Increase in long-term capital gains rates. Ever since 2003 long term capital gains tax for assets held greater than 1 year has been 15% for those in the 15% bracket and higher and 10% for those in the 10% bracket. The change would affect single taxpayers with taxable income below $200,000, head of households below $225,000 and joint couples below $250,000. These individuals long term rate would remain at 15% while filers above these amounts would have a have a 20% rate.
Qualified dividend tax rate. Since 2003 the maximum qualified dividend tax rate has been 15%. President Obama’s budget proposal looks to keep the current dividend rate of 15% for everyone not considered an upper income taxpayer. For these individuals, dividends would be taxed at their ordinary income tax rate of either 36% or 39.6%.

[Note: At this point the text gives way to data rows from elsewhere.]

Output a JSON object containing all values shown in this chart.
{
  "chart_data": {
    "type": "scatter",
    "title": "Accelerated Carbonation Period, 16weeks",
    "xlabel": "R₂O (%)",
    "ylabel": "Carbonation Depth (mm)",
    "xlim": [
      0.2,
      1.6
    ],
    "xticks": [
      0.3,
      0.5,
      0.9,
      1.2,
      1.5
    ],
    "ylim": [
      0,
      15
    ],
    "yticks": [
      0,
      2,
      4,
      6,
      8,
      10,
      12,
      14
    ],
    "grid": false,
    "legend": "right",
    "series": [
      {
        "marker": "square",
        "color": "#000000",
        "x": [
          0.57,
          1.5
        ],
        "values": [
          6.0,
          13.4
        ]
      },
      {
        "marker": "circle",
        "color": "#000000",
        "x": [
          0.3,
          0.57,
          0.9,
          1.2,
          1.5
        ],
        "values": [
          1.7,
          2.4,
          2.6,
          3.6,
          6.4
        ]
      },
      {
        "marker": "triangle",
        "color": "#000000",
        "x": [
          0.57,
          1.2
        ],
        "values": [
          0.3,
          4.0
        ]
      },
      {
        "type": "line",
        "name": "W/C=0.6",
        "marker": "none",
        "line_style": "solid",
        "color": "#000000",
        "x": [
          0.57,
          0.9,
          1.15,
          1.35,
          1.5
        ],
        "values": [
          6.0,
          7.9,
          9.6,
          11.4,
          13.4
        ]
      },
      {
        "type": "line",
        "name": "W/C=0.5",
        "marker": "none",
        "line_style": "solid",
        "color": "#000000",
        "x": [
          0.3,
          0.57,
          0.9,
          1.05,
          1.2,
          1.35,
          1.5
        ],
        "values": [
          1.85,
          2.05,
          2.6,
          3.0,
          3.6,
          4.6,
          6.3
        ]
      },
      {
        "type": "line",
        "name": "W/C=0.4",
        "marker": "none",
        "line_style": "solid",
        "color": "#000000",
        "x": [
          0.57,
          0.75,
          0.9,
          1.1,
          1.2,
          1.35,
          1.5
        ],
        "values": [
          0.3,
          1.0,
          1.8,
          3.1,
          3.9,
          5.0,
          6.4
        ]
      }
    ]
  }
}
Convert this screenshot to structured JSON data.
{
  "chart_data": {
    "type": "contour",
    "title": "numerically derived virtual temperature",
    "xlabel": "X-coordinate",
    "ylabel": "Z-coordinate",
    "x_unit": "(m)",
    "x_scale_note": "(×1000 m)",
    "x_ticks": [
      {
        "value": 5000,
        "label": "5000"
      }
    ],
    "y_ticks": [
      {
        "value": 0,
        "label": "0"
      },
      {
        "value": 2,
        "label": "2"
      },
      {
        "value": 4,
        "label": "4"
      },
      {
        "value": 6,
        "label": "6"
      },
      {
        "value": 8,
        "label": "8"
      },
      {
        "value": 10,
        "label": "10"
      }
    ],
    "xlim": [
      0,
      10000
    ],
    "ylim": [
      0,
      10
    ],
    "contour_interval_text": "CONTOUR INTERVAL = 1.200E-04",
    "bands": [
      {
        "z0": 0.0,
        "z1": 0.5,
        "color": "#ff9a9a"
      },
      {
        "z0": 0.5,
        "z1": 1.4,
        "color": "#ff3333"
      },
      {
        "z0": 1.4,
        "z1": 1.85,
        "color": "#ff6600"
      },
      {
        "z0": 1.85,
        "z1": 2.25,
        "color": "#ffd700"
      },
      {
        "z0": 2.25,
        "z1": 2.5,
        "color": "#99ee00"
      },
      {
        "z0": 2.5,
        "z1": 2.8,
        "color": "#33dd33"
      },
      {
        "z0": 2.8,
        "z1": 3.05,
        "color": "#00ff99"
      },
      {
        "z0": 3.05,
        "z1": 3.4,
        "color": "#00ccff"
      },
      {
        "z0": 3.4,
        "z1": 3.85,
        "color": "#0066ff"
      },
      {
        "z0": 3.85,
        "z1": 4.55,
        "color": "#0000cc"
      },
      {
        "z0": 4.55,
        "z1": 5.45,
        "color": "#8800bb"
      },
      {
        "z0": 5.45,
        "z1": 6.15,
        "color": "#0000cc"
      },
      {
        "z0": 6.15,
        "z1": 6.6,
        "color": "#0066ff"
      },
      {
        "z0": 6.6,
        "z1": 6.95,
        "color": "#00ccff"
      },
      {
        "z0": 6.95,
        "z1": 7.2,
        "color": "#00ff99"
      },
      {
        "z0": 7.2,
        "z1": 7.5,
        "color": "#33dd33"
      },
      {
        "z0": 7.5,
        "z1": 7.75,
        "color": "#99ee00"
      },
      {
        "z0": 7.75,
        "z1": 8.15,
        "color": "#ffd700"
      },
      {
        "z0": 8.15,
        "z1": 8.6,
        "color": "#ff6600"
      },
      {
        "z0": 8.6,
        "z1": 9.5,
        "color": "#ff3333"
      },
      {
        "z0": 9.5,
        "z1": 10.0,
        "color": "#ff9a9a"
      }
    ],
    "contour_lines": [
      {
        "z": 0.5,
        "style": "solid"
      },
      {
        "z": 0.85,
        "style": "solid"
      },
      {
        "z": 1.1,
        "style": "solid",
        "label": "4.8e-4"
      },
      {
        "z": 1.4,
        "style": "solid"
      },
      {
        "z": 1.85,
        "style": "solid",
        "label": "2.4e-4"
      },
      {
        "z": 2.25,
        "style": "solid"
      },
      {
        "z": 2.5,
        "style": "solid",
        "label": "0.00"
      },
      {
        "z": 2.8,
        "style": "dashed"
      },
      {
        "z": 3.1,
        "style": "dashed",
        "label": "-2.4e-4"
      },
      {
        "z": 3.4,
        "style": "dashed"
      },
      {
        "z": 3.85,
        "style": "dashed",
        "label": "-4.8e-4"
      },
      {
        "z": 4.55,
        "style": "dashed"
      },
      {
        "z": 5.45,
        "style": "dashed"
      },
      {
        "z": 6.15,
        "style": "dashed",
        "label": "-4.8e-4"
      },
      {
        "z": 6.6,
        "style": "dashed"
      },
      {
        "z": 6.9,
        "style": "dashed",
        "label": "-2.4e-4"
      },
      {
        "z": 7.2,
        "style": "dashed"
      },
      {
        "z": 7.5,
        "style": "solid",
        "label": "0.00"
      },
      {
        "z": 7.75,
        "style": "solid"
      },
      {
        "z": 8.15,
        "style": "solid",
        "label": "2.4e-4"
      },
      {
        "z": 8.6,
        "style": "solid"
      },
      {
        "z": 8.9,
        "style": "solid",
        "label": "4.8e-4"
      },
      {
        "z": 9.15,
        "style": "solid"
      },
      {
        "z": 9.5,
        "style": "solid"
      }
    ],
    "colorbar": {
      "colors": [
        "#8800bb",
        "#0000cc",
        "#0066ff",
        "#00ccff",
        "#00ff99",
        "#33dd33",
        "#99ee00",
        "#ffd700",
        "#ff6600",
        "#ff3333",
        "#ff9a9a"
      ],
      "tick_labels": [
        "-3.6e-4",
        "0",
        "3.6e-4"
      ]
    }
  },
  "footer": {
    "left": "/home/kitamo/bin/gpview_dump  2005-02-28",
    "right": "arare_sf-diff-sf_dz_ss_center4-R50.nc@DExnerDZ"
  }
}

Change in benefit of itemized deductions. Itemized deductions allow one to reduce taxable income be deducting amounts greater than the standard deduction. This includes things such as charitable deductions, mortgage interest, state income taxes, medical expenses, etc. The value of itemized deductions for those upper income taxpayers would be capped at 28%, so someone in the 35% that currently receives $3,500 of benefit for $10,000 of itemized deductions, would only receive $2,800 of tax savings.
PPACA
Change in the health care deduction limit. Through December 31st 2012 you can deduct health care expenses that exceed 7.5% of your adjusted gross income (AGI). However, beginning January 1st 2013 that threshold will rise to 10%. For some, that essentially results in a tax increase, since you have to spend more on health care before seeing the deduction. A way to get around this is to use a FSA or HSA so that all of your expenses are basically tax deductible.
Medicare wage surtax. Starting in 2013, if you make more than $200,000 as a single person ($250,000 if married filing jointly) you will pay a 0.9% tax on the income above that level.
Medicare unearned income surtax. Another tax will be applied to Modified AGI (in this case AGI + tax-free income) for those with income levels that are the same as above. There is an additional 3.8% surtax applied to the lesser of your net investment income OR the excess Modified AGI beyond the limits.
Excise tax on medical devices. Medical devices such as prosthetics and wheelchairs will be assessed an excise tax of 2.3%, although items like hearing aids and eyewear that are sold in retail settings won’t be subject to the tax.
While the impact of most of these items won’t be felt until you file your 2013 return in 2014, it’s good to give some thought as to how you will plan out next year in light of what may be on the horizon. But then again, this is an election year so there is always the probability that no increases will happen. Who wants to increases taxes when you’re trying to get elected?